The first is the geopolitical turmoil still raging in Israel and Palestine. That “Red Sea mess” hasn’t directly affected the U.S., but it does have a major impact on cargo that used to move through the Red Sea to the Mediterranean, which now has to go all the way around the coast of Africa.
“They can’t get insurance to go through the Red Sea – there’s no way to protect the ships,” Kuehl said. “So they now have to lengthen their voyages by two or three days. That has created a shortage of container ships and containers, which has driven the price of shipping up dramatically.”
Transportation woes in the U.S. have taken on a completely different shape, meantime. A surge of 60,000 truckers emerged during the early stages of the pandemic, but many of those people later moved on to other jobs (manufacturing, construction, etc.). Now, there’s a deficit of truckers again.
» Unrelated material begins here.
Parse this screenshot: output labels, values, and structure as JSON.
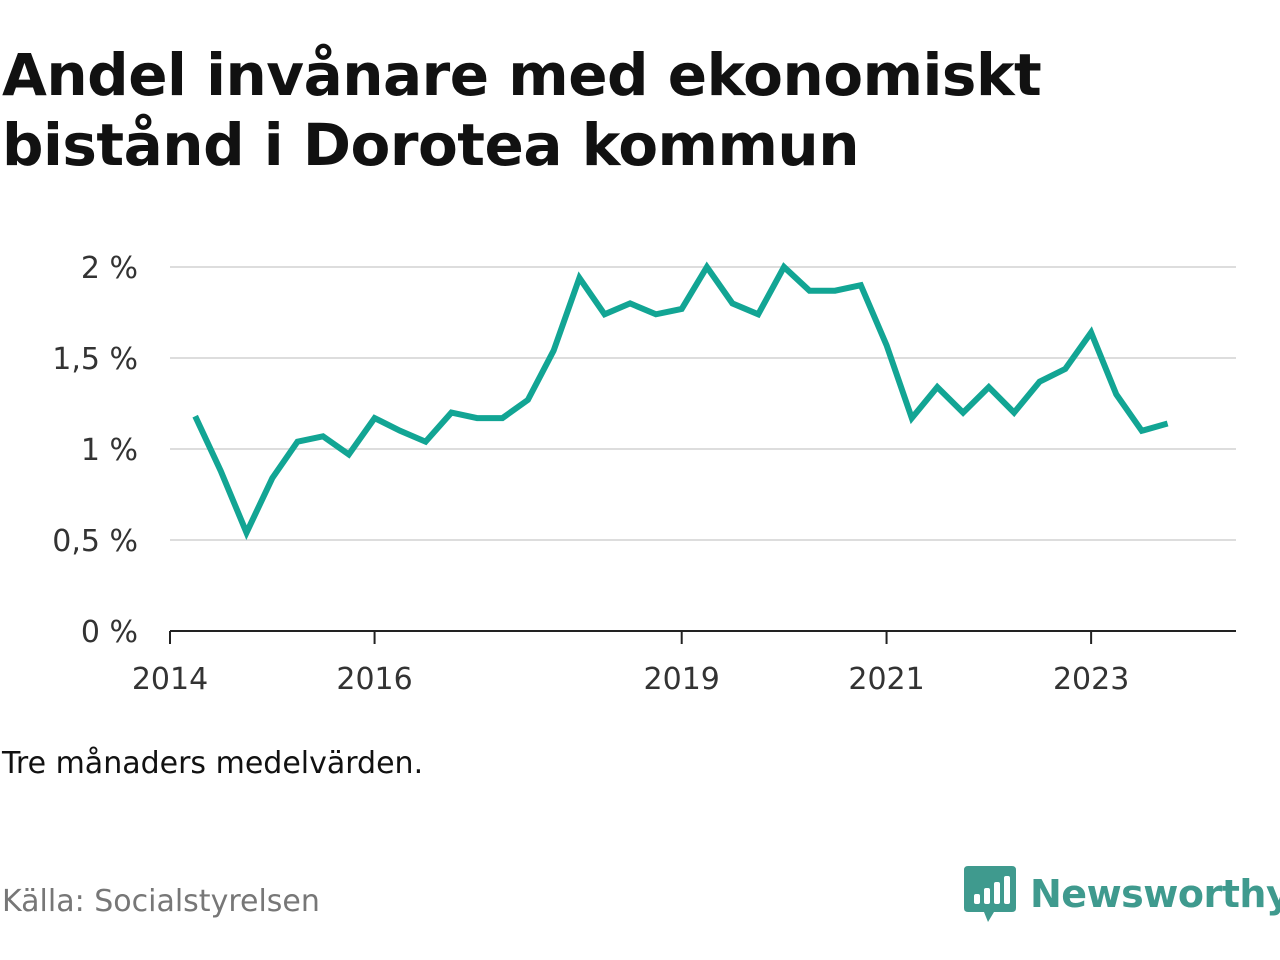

“If there's a crisis that is really present right now, it's trucking in agriculture, because that's not a real high paying sector, anyway,” Kuehl said. “One of the challenges for anybody who’s driving a truck is that you want loads going both ways. But when you’re hauling agricultural goods, there isn’t that load coming back. You’re just hauling it to one place, and then you drive home empty, and that’s not a good thing.”
Another factor that makes economics difficult to properly parse is the “bizarre combination of mandates” that guides policies from the Federal Reserve, Kuehl said. The Fed is mandated to control inflation, which it does by raising interest rates. It is also mandated to increase employment, which it does by lowering interest rates.
“Go left and go right,” he said. “You can’t, you know, because it’s one or the other. You have to pick what you’re most concerned with.”
Given the runup in interest rates over the past couple of years, Kuehl concluded that the Fed is still predominantly interested in tamping down inflation, which has come down considerably from where it was at its peak in June 2022, when it moved as high as 9.1%.